In a High Court decision of September 2011, Mylan had obtained revocation of a basic patent and SPC owned by Novartis. Mylan intended to market a generic version of the drug covered by the patent, rivastigmine. Rivastigmine is the (-) enantiomer of a racemic compound known as RA7. Previous publications had disclosed the use of RA7 for treatment of Alzheimer’s disease, but had not suggested resolution of the compound into its individual enantiomers. It was known that different enantiomers of the same compound could exhibit different activities. Floyd J concluded that the narrowest patent claim (rivastigmine in a pharmaceutically acceptable form for use in the treatment of Alzheimer’s disease) was invalid for lack of inventive step. He further considered that such a pharmaceutical composition was conceptually obvious. Novartis appealed this decision on the grounds that Floyd J’s findings were based on errors of law and fact.     

The steps differentiating the earlier publications from the inventive concept were: (a) the choice of RA7; (b) its resolution into its enantiomers; and (c) the preparation of a pharmaceutical containing the (-) enantiomer. The question was whether these steps would have been obvious to the person skilled in the art at the priority date (March 1987).


Novartis firstly submitted that the expectation of success in selecting RA7 for development would have been so low as to render the invention non-obvious. The Court of Appeal (Kitchin LJ) rejected this point, finding that Floyd J had considered the various stages of drug discovery and development entailed in selecting compounds to progress to pre-clinical research and had ‘ample material’ on which to conclude that it would be obvious to take RA7 into development.

Secondly, Novartis contended that Floyd J had found overall that it was obvious to try rivastigmine for treatment of Alzheimer’s disease without considering whether the skilled team would have had a fair expectation of success. Kitchin LJ rejected the submission that the court could only make a finding of obviousness where it was manifest that a test ought to work, giving the example that this would preclude a finding of obviousness where the results of an entirely routine test were unpredictable. He restated his approach in MedImmune v Novartis [2012] EWCA Civ 1234: “ultimately the court has to evaluate all the relevant circumstances in order to answer a single and relatively simple question of fact: was it obvious to the skilled but unimaginative addressee to make a product or carry out a process falling within the claim.” In research-dependent areas such as pharmaceuticals and biotechnology, workers might well have little idea as to expectation of success.

The Court found that Floyd J had correctly approached the questions of whether (i) it was obvious to take RA7 into development and (ii) it was obvious to attempt to resolve it.  Further, Kitchin LJ agreed with the Judge’s affirmative answers to those questions, finding that it required no insight or invention to follow the teaching of the earlier publications, to take the compounds disclosed as having promise and to investigate whether that promise translated into a useful therapeutic effect. The skilled team would consider that resolution of RA7 might bring practical benefits and would see resolution as a routine step. The appeal in respect of the error of law aspect was therefore dismissed.

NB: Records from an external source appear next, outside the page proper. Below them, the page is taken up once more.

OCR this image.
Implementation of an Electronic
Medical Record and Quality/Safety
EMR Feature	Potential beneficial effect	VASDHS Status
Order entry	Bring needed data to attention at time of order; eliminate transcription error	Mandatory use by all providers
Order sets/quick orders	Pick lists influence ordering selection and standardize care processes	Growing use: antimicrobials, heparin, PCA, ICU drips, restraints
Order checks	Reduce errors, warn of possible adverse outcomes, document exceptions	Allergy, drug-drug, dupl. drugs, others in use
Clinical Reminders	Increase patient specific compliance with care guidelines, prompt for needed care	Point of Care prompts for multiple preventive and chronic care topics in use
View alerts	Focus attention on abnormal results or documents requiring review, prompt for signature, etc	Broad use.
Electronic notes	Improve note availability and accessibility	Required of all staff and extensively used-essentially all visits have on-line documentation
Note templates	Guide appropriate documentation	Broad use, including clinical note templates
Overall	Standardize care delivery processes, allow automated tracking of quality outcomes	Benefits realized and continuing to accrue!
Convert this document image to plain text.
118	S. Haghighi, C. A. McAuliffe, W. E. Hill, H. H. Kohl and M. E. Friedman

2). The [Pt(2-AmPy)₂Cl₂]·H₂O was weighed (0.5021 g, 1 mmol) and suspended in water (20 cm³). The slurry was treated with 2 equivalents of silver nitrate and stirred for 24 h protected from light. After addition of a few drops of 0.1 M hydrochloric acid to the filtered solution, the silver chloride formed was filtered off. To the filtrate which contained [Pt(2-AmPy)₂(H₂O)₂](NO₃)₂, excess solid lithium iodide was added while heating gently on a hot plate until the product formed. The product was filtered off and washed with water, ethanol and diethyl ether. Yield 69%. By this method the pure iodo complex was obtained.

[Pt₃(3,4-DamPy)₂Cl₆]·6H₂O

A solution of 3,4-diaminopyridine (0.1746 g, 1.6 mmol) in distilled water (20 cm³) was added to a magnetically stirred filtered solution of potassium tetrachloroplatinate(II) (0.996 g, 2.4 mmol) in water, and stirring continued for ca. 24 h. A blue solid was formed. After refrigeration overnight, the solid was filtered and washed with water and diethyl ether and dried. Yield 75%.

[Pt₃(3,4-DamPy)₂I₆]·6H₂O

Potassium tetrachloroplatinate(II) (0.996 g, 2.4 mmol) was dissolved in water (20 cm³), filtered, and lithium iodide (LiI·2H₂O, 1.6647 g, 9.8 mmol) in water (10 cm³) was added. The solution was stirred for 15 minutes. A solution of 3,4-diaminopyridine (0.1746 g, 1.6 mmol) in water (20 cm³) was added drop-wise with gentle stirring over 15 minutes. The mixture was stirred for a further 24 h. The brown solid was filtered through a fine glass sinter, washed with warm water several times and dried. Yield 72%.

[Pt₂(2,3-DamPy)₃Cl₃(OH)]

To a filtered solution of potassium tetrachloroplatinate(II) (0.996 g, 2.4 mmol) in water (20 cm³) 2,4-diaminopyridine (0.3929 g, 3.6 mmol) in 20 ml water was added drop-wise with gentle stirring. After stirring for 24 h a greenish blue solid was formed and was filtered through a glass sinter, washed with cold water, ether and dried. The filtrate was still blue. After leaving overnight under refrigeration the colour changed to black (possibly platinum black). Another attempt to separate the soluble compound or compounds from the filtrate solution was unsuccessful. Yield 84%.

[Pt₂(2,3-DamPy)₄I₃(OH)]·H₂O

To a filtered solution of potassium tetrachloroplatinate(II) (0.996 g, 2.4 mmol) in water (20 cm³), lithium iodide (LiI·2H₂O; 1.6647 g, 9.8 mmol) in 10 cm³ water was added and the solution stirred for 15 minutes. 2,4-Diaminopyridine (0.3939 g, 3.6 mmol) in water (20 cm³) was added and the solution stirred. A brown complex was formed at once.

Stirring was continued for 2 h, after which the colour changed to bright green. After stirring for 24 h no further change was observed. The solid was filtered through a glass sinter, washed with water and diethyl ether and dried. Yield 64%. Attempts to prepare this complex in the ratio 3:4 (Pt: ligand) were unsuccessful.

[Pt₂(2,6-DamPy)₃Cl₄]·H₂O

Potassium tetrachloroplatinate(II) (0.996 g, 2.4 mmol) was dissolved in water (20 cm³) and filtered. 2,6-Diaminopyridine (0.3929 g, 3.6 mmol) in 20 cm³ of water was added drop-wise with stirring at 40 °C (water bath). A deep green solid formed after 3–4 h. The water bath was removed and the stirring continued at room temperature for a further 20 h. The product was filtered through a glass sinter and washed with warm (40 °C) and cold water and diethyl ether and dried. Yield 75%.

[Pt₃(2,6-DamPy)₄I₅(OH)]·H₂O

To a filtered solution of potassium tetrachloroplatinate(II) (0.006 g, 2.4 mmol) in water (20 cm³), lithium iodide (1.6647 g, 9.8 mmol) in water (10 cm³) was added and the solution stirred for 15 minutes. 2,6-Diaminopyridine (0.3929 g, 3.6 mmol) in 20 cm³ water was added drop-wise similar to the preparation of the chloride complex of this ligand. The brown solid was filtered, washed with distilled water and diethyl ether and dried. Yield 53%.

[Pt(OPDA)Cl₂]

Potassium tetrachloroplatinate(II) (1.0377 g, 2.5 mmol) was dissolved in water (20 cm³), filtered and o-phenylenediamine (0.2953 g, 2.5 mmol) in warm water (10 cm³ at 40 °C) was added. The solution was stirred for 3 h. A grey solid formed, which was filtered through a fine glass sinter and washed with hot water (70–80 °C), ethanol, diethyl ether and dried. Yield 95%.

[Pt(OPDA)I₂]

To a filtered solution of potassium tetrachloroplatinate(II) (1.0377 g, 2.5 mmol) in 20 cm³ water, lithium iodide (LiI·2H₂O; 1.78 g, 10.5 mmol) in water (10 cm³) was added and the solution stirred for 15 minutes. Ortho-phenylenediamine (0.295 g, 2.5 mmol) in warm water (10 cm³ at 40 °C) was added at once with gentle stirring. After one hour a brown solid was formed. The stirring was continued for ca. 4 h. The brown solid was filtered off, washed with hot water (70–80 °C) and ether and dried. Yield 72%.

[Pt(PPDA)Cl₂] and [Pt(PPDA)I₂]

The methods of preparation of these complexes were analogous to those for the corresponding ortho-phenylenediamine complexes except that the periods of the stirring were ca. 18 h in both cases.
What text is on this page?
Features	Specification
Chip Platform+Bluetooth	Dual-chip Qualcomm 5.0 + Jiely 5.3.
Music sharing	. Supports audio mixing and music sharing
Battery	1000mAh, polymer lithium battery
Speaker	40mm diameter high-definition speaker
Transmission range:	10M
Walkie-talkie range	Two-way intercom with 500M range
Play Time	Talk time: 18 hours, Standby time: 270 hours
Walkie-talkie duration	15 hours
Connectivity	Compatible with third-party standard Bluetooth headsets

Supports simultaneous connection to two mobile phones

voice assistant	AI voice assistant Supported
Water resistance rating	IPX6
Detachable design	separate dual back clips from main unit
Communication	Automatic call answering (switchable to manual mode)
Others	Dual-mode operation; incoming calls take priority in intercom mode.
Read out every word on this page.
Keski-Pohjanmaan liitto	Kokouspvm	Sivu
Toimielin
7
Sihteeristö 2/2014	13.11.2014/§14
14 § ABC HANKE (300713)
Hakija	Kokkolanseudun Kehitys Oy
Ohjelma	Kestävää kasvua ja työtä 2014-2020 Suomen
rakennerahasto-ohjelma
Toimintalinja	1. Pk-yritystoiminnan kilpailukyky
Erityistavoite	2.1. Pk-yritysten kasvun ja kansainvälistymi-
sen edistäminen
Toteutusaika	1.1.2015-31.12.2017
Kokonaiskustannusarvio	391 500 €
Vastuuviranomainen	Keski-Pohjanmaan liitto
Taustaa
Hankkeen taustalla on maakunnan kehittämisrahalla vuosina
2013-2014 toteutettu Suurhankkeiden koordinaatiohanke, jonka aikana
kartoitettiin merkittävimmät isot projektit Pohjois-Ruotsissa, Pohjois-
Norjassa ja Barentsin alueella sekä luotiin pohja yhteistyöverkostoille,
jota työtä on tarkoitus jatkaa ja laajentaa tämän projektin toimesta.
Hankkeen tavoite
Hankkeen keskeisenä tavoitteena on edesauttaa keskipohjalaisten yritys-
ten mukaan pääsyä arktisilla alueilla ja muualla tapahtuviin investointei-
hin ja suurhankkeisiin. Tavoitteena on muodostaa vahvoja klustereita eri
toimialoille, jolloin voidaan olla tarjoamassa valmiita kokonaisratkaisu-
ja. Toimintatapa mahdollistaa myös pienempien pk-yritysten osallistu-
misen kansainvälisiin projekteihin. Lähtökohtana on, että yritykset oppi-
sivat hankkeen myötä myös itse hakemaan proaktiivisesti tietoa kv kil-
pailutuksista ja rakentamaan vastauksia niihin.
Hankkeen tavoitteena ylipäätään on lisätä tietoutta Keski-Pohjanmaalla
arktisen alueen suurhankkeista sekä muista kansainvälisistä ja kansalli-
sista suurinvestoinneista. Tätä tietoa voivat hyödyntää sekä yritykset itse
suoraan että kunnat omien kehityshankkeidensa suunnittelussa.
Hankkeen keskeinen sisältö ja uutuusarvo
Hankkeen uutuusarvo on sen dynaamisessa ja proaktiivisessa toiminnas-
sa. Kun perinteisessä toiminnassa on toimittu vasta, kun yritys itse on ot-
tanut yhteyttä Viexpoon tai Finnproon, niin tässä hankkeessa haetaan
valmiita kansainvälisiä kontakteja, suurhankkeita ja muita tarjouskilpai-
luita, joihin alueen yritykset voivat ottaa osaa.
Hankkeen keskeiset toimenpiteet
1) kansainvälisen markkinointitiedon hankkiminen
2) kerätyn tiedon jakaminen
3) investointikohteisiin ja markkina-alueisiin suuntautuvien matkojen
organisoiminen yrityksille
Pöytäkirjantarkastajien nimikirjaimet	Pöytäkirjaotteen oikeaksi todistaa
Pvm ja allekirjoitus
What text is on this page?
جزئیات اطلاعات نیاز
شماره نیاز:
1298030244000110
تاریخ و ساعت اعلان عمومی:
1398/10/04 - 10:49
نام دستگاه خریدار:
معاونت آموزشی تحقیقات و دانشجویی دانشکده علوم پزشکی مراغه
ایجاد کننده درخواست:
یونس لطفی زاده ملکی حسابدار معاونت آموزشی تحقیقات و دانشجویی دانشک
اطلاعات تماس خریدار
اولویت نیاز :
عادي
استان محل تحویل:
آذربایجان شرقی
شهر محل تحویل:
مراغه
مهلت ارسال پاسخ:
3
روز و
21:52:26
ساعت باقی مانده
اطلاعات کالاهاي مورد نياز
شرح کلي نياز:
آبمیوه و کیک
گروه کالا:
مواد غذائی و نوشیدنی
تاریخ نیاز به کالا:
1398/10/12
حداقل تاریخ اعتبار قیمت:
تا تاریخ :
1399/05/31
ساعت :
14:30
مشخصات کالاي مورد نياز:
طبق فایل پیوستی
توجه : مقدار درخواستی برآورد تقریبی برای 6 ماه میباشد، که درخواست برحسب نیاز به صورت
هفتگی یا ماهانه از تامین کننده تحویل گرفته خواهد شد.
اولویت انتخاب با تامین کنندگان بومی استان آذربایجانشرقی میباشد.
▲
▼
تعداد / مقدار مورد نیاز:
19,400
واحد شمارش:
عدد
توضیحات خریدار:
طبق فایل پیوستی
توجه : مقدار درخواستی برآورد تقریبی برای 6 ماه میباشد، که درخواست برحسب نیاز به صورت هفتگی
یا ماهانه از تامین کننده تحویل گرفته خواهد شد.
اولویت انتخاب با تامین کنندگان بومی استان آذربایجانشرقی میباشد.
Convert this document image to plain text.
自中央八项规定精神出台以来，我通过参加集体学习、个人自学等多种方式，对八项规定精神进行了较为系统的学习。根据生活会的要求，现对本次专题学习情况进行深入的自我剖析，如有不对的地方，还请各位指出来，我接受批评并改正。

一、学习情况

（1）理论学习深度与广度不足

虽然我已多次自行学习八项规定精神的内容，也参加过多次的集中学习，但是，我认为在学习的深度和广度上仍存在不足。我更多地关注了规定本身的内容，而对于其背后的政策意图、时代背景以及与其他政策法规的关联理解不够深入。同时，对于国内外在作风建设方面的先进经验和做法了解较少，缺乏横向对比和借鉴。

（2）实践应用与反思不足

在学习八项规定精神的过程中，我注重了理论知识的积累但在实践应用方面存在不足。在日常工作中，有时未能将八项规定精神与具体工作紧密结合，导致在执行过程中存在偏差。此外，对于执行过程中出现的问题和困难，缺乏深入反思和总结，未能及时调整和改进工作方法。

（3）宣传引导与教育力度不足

In respect of Floyd J’s assessment of the expert evidence, Novartis argued that the inherent lack of predictability in the differing activities of enantiomers precluded a finding of obviousness as a matter of law. This was rejected. Resolving the enantiomers comprised experimentation driven by rational technical considerations, not experimentation in the hope that something might turn up; moreover, it was relatively easy to carry out.

Further points relating to Floyd J’s judgment of the expert evidence, whether it was common practice to resolve racemic compounds at the priority date, and the characterisation of the objective technical effect of the invention were all dismissed.


It is settled law that the prior disclosure of a racemic compound does not constitute disclosure of its enantiomers, and the inventiveness of the resolution of enantiomers has been considered in a number of cases (Generics (UK) Limited & Ors v H Lundbeck A/S [2009] UKHL 12, Generics (UK) Ltd v Daiichi Pharmaceutical Co Ltd & Anor [2009] EWCA Civ 646).  The outcomes of those cases have largely depended on the difficulty involved in resolving the enantiomers in each case.  The same is true in this case too.

More generally, this case provides another reminder that the statutory question when assessing obviousness is “was the invention obvious at the priority date?” and not “was it obvious to try?”.  While the ‘obvious to try’ test may in some cases be of assistance in answering the statutory question, in other cases it won’t be appropriate.  Even where it has a role, the ‘obvious to try’ test has seen its wings clipped in recent years, first, by the House of Lords in Conor Medsystems Inc v Angiotech Pharmaceuticals Inc & Ors [2008] UKHL 49 (requiring a reasonable expectation of success); and subsequently in Medimmune Ltd v Novartis Pharmaceuticals UK Ltd & Anor [2011] EWHC 1669 (Pat) where Arnold J proposed that the ‘reasonable expectation of success’ requirement should be further confined to within a reasonable time (subsequently approved by the Court of Appeal).